1776-03-27, de Voltaire [François Marie Arouet] à Jean de Vaines.

Je ne sais pas, Monsieur, si on fera d'itérratives remontrances, si les esprits sont encor divisés dans Paris, si on voudrait renouveller les tems de la fronde.
Je sais seulement que tous ceux qui ont éclairé la terre, et qui lui ont fait du bien, ont été paiés d'ingratitude. Je me souviens que dès que Neuton eut montré la lumière, nos Welches se bouchèrent les yeux. Mais tandis que les Welches de Paris se fâchent aujourd'hui contre le nouveau jour qu'on leur aporte, je vous réponds que toutes les provinces le bénissent. Les étrangers joignent leurs voix aux nôtres; les bons Suisses nos voisins sont dans l'extase.

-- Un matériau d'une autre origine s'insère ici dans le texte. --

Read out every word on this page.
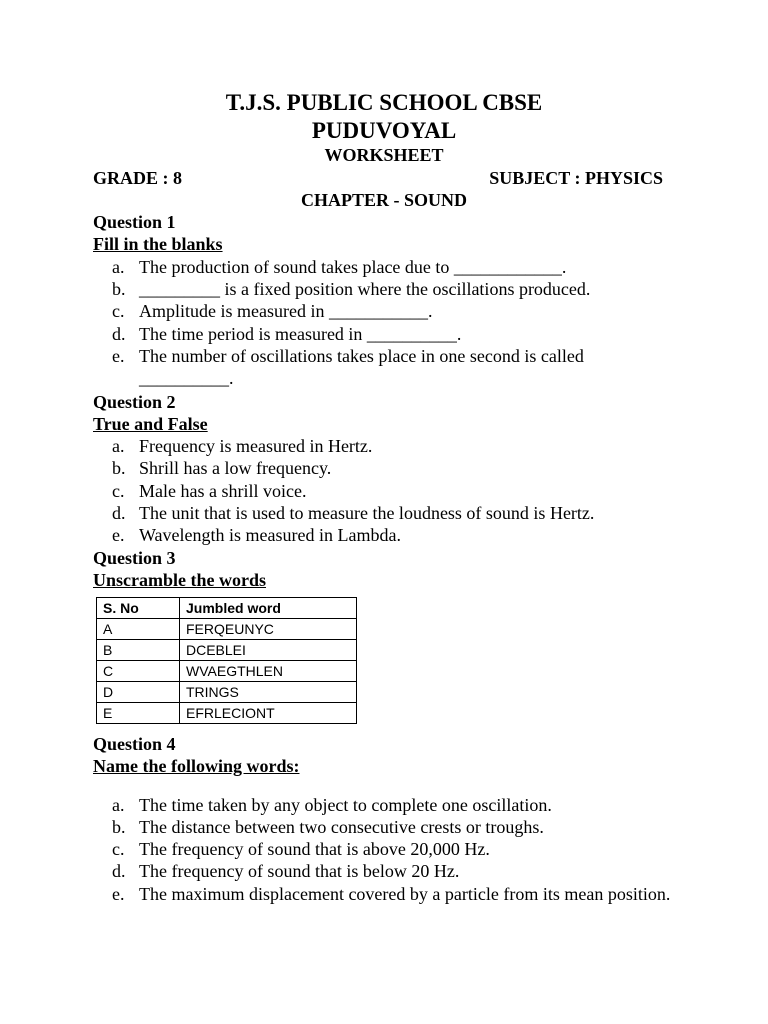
T.J.S. PUBLIC SCHOOL CBSE
PUDUVOYAL
WORKSHEET
GRADE : 8	SUBJECT : PHYSICS
CHAPTER - SOUND
Question 1
Fill in the blanks
a. The production of sound takes place due to ____________.
b. _________ is a fixed position where the oscillations produced.
c. Amplitude is measured in ___________.
d. The time period is measured in __________.
e. The number of oscillations takes place in one second is called __________.
Question 2
True and False
a. Frequency is measured in Hertz.
b. Shrill has a low frequency.
c. Male has a shrill voice.
d. The unit that is used to measure the loudness of sound is Hertz.
e. Wavelength is measured in Lambda.
Question 3
Unscramble the words
S. No	Jumbled word
A	FERQEUNYC
B	DCEBLEI
C	WVAEGTHLEN
D	TRINGS
E	EFRLECIONT
Question 4
Name the following words:
a. The time taken by any object to complete one oscillation.
b. The distance between two consecutive crests or troughs.
c. The frequency of sound that is above 20,000 Hz.
d. The frequency of sound that is below 20 Hz.
e. The maximum displacement covered by a particle from its mean position.
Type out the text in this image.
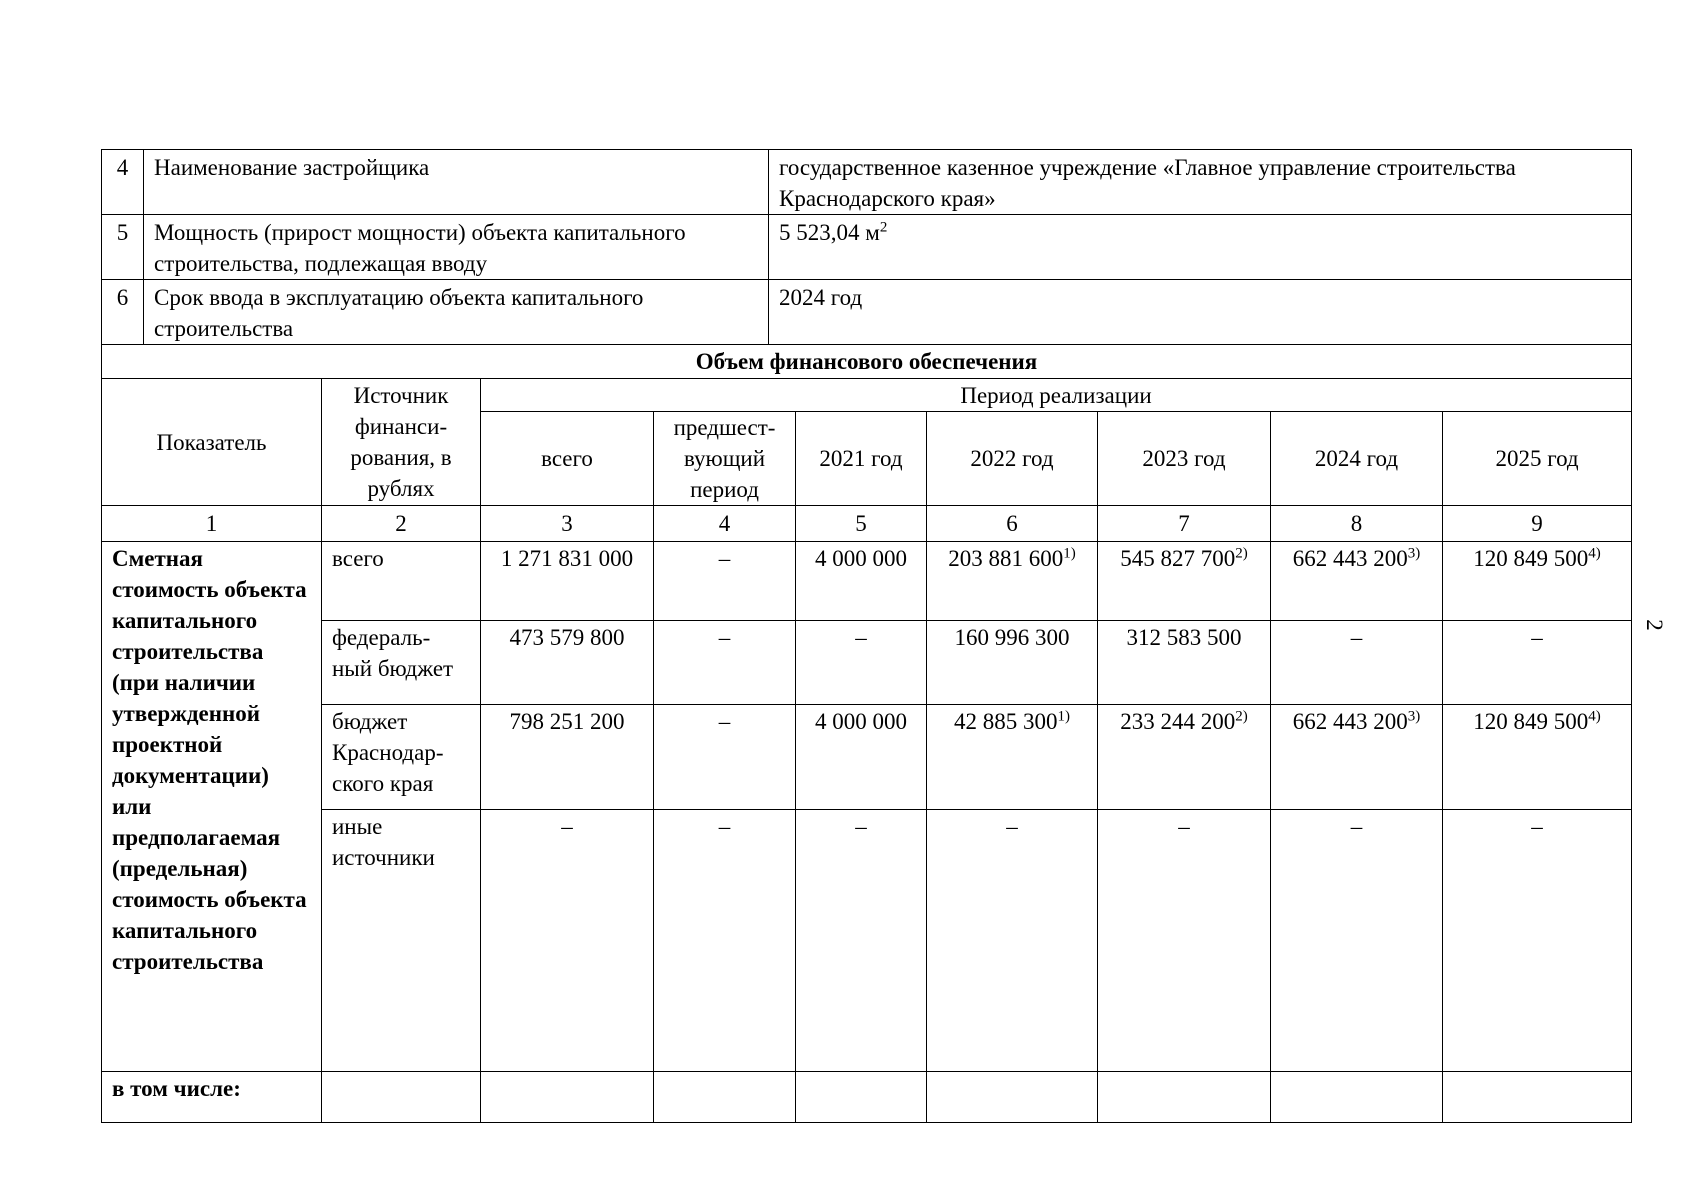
4	Наименование застройщика	государственное казенное учреждение «Главное управление строительства Краснодарского края»
5	Мощность (прирост мощности) объекта капитального строительства, подлежащая вводу	5 523,04 $м^2$
6	Срок ввода в эксплуатацию объекта капитального строительства	2024 год
Объем финансового обеспечения								
Показатель	Источник финанси-рования, в рублях	Период реализации						
		всего	предшест-вующий период	2021 год	2022 год	2023 год	2024 год	2025 год
1	2	3	4	5	6	7	8	9
Сметная стоимость объекта капитального строительства (при наличии утвержденной проектной документации) или предполагаемая (предельная) стоимость объекта капитального строительства	всего	1 271 831 000	–	4 000 000	203 881 600$^{1)}$	545 827 700$^{2)}$	662 443 200$^{3)}$	120 849 500$^{4)}$
	федераль-ный бюджет	473 579 800	–	–	160 996 300	312 583 500	–	–
	бюджет Краснодар-ского края	798 251 200	–	4 000 000	42 885 300$^{1)}$	233 244 200$^{2)}$	662 443 200$^{3)}$	120 849 500$^{4)}$
	иные источники	–	–	–	–	–	–	–
в том числе:								
2
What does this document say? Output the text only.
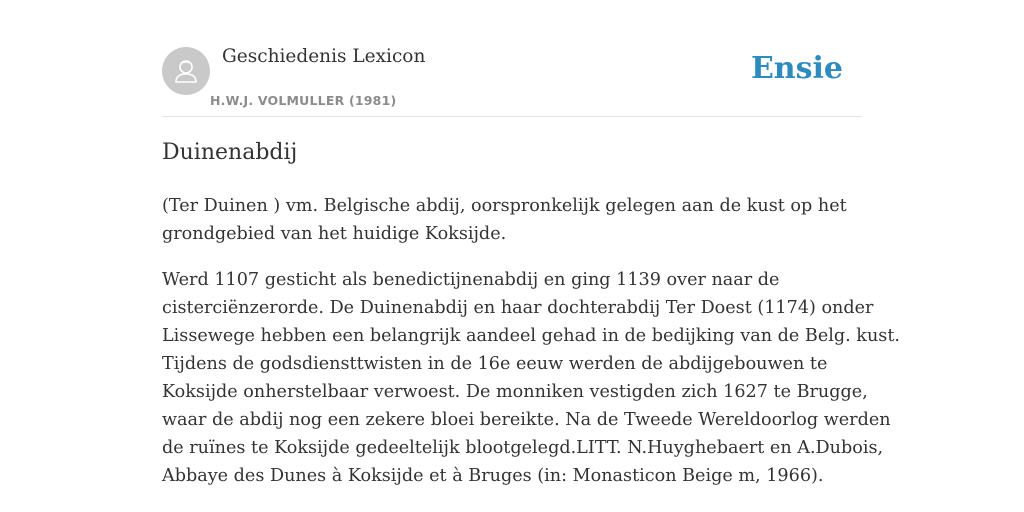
Geschiedenis Lexicon
H.W.J. VOLMULLER (1981)
Ensie
Duinenabdij

(Ter Duinen ) vm. Belgische abdij, oorspronkelijk gelegen aan de kust op het
grondgebied van het huidige Koksijde.

Werd 1107 gesticht als benedictijnenabdij en ging 1139 over naar de
cisterciënzerorde. De Duinenabdij en haar dochterabdij Ter Doest (1174) onder
Lissewege hebben een belangrijk aandeel gehad in de bedijking van de Belg. kust.
Tijdens de godsdiensttwisten in de 16e eeuw werden de abdijgebouwen te
Koksijde onherstelbaar verwoest. De monniken vestigden zich 1627 te Brugge,
waar de abdij nog een zekere bloei bereikte. Na de Tweede Wereldoorlog werden
de ruïnes te Koksijde gedeeltelijk blootgelegd.LITT. N.Huyghebaert en A.Dubois,
Abbaye des Dunes à Koksijde et à Bruges (in: Monasticon Beige m, 1966).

J'attends les remontrances et le détail de ce qui s'est passé au lit de bienfesance, le premier lit dans lequel on ait fait coucher le peuple depuis la fondation de la monarchie. Je crains beaucoup que ce lit ne soit pas imprimé. Si vous l'aviez en manuscrit, j'aimerais mieux le recevoir de vôtre main qu'une ordonnance sur le trésor roial.

Si je m'en croiais, Monsieur, je vous écrirais plus de deux pages; mais je sçais que vous avez des occupations, qui imposent silence à la bavarderie. Par conséquent je m'arrête, et c'est bien malgré moi.

V: t: h: o: s:

le vieux malade V.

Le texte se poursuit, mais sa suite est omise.